Michel Benoit

Personal information
- Born: 18 January 1949 (age 77) Lyon, France

Chess career
- Country: France
- Peak rating: 2290 (July 1991)

= Michel Benoit =

French chess player

Michel Benoit (born 18 January 1949), is a French chess player, French Chess Championship winner (1973).

==Biography==
From the late 1960s to the early 1980s, Michel Benoit was among the leading French chess players. In 1973, in Vittel he won French Chess Championship.

Michel Benoit played for France in the Chess Olympiad:
- In 1974, at second reserve board in the 21st Chess Olympiad in Nice (+5, =2, -4).

Michel Benoit played for France in the World Student Team Chess Championships:
- In 1968, at first board in the 15th World Student Team Chess Championship in Ybbs (+1, =4, -5),
- In 1969, at first board in the 16th World Student Team Chess Championship in Dresden (+2, =3, -3).

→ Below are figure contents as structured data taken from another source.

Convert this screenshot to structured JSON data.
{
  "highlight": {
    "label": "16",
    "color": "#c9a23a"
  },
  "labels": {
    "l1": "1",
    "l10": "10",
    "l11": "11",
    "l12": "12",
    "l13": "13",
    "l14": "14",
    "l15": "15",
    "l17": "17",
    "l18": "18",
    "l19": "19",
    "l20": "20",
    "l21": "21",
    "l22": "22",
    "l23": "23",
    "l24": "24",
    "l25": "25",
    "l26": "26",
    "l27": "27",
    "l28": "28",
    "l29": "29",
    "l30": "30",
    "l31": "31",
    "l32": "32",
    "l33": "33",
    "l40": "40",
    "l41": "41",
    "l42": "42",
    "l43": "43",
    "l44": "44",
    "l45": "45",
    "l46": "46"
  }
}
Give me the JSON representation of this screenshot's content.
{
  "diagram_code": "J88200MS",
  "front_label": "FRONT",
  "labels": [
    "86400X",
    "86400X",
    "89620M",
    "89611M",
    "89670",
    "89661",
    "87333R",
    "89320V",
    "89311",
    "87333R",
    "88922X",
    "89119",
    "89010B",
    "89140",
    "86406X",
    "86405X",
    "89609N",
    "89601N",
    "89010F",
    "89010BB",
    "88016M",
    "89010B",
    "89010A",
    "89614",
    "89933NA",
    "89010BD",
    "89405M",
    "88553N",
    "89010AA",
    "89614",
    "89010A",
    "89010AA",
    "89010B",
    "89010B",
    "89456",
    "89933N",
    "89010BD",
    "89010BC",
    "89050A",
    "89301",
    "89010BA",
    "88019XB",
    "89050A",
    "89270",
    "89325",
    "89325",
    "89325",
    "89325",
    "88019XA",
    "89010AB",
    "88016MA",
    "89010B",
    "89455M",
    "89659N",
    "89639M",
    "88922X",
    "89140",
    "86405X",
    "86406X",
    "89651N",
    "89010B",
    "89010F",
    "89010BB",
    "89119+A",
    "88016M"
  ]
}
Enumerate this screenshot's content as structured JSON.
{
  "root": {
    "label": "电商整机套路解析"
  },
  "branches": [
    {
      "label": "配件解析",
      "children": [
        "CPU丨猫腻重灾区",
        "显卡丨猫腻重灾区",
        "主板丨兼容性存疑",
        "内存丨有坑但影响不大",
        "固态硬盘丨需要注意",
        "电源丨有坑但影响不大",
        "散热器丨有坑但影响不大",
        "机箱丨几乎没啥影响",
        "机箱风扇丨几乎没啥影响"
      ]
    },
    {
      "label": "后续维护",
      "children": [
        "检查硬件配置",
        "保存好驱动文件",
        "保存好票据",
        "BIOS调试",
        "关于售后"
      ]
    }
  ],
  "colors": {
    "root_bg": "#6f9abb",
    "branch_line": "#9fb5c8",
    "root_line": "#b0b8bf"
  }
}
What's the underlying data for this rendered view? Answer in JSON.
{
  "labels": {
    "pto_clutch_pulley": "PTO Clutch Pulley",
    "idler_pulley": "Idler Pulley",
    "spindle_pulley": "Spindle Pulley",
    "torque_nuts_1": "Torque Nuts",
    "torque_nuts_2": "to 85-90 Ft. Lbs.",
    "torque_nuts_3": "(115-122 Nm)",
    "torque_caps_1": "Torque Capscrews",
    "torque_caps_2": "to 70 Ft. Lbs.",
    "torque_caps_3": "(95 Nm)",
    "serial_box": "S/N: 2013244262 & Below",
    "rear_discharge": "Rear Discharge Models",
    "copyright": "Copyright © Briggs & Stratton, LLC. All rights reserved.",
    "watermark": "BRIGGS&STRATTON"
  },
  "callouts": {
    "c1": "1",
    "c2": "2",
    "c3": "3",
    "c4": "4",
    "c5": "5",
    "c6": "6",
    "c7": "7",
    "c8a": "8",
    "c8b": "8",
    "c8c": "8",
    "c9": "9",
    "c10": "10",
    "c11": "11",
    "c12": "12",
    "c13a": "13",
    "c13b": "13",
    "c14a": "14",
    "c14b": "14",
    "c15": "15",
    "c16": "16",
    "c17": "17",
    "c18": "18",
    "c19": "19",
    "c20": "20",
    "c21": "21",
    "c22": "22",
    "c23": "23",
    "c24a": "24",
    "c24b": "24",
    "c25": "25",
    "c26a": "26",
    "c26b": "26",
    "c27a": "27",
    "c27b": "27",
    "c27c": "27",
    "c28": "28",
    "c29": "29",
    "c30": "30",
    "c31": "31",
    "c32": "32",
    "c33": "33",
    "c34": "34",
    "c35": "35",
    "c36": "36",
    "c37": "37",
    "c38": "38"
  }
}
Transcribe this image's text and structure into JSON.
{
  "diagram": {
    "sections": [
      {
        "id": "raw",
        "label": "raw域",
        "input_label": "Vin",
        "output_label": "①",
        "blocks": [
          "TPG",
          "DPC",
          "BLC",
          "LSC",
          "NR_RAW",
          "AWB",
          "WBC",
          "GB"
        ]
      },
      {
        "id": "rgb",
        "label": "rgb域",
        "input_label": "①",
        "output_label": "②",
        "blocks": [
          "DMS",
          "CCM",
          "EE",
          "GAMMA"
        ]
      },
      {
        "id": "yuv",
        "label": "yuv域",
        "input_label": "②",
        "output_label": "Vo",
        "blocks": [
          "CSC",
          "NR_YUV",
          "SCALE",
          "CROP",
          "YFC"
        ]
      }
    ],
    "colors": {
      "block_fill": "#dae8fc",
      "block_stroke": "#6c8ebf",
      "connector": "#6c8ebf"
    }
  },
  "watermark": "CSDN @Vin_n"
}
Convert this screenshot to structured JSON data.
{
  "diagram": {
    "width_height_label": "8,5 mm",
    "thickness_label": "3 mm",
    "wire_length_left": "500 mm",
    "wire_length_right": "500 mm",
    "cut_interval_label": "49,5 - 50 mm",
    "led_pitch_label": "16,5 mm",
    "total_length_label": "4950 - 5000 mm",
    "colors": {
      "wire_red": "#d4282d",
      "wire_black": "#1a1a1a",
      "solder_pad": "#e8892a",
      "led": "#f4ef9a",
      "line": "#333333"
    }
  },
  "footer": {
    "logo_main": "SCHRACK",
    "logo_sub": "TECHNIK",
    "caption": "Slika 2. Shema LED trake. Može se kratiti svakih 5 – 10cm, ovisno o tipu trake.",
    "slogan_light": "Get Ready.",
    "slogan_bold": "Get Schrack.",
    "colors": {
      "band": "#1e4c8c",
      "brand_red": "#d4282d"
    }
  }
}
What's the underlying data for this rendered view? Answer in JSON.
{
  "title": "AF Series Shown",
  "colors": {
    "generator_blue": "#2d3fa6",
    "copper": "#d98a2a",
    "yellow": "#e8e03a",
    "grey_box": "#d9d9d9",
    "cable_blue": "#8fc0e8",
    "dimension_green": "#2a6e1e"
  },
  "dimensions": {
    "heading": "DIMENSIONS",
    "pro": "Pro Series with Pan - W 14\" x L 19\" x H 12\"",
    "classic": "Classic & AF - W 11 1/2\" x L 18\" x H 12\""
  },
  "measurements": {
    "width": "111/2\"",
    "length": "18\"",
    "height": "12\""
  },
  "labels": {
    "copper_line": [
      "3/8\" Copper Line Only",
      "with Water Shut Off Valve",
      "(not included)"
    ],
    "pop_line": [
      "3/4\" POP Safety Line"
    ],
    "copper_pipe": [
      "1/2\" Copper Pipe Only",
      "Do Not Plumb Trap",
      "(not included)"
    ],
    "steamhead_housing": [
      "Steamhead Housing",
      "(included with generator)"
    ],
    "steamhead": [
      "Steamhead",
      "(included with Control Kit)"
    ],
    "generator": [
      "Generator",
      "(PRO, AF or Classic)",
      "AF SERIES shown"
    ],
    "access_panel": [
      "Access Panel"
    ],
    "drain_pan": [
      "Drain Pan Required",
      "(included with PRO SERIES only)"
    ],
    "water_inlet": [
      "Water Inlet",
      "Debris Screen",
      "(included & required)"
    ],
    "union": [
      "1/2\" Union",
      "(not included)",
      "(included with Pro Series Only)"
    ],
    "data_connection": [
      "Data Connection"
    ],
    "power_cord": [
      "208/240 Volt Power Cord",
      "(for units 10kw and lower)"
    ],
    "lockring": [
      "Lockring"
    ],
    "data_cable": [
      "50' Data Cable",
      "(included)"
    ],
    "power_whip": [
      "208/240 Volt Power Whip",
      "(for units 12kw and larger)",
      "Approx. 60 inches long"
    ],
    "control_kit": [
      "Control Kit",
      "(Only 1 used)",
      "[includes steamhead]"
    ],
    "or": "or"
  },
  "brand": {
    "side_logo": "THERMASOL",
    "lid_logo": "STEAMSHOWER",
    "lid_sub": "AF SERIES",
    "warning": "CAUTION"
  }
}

Michel Benoit played for France in the Men's Chess Mitropa Cup:
- In 1978, at fourth board in the 3rd Chess Mitropa Cup in Ciocco (+4, =0, -2) and won individual gold medal,
- In 1981, at third board in the 6th Chess Mitropa Cup in Luxembourg (+0, =1, -3).

In the 1990s-2000s Michel Benoit participated mainly in Open chess tournaments and team chess competitions.